Y	Hacker News new \| ask \| show \| jobs


	by schlupa 1835 days ago
	That's similar to what I do on our translation memory at the Commission. The issue we have is that we search for sentences, not words and the medium length of sentences in the database is around 120 characters and we have around 1.5 billion sentences in the database. A pairwise Levenshtein would be completely impossible as added to that we have to take care of replaceables in the segments (dates, numbers, months, weekdays, etc). To accelerate the search we use fuzzy keys which are trigram counts based and have them organized in a ternary tree.
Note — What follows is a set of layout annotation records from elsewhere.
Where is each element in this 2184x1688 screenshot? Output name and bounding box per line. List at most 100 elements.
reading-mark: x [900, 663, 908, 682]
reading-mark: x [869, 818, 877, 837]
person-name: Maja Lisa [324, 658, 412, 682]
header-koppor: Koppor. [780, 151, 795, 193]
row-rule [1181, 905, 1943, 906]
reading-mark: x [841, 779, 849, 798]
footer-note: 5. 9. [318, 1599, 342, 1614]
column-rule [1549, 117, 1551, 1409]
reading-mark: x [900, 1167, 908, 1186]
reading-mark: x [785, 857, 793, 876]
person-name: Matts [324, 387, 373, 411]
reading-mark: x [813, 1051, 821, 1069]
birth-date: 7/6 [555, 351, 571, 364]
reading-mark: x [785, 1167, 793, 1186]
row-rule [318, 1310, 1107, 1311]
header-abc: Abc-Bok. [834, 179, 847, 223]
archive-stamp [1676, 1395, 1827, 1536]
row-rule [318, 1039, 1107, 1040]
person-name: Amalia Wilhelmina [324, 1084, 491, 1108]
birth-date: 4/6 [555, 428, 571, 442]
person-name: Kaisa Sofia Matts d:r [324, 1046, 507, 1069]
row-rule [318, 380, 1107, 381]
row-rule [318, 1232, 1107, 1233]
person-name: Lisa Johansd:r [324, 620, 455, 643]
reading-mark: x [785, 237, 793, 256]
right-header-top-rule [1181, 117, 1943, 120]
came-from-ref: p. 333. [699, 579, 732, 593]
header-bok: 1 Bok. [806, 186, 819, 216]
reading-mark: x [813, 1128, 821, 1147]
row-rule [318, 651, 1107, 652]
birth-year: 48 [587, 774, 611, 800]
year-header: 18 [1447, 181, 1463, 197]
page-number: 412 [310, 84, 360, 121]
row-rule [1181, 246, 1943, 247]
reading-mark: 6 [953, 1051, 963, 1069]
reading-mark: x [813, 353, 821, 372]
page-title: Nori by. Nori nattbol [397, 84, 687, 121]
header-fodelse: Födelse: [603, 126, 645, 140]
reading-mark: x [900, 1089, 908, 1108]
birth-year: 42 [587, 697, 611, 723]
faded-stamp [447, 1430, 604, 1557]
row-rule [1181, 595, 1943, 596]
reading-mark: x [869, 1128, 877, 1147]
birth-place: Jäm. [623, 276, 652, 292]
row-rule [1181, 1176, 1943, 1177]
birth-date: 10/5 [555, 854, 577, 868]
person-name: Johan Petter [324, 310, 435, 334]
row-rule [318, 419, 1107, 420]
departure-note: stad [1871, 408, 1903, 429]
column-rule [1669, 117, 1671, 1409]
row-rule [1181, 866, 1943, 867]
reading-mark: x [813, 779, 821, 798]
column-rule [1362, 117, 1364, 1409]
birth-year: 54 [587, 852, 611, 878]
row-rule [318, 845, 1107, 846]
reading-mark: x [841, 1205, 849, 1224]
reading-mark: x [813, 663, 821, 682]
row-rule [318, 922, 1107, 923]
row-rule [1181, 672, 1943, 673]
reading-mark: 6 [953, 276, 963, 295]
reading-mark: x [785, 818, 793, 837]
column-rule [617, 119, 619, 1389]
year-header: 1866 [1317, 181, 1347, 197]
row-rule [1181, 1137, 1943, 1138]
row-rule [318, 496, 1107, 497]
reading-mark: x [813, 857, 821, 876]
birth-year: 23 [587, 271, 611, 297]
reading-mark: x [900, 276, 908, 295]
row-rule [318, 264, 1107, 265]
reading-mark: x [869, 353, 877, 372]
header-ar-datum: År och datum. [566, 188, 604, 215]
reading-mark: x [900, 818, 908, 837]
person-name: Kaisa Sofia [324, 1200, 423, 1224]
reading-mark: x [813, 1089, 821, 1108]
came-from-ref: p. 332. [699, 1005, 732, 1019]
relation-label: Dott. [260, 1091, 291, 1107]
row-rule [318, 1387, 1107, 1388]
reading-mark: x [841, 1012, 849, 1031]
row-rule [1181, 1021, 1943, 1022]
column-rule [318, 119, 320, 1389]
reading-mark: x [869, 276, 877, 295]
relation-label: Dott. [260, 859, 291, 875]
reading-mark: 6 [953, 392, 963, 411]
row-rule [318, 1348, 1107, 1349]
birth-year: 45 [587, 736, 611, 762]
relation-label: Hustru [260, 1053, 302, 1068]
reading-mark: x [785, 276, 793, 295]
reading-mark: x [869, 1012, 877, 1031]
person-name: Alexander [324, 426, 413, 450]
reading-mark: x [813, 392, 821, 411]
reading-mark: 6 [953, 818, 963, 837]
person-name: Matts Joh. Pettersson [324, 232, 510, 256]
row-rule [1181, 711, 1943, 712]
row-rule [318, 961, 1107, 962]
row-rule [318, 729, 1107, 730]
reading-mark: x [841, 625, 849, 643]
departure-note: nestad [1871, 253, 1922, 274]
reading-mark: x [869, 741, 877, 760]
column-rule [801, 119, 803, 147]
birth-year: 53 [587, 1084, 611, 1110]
For the fuzzy distance, a simple difference calculation between 2 fuzzy keys is close enough to Levenhstein distance that we don't need more fancy metrics (for short sentences it is relatively bad but short sentences are mostly irrelevant for translation memories). Our fuzzy index reduces our search space for the Levenshtein distance calculation by 4 to 5 order of magnitudes (a sentence search is done on a space of 100K-300K sentences, after filtering the number of candidates rarely go beyond 100).

1 comments

CornCobs 1835 days ago

Interesting! What I noticed when approaching the problem was that there is quite little information on scaling up. I also don't think there are good out-of-the-box solutions covering a wide range of use cases. Dedup (basically cross-product) and linkage (highly dependent on the relative sizes of your search set and backing data) have very different optimizations when your data is large

link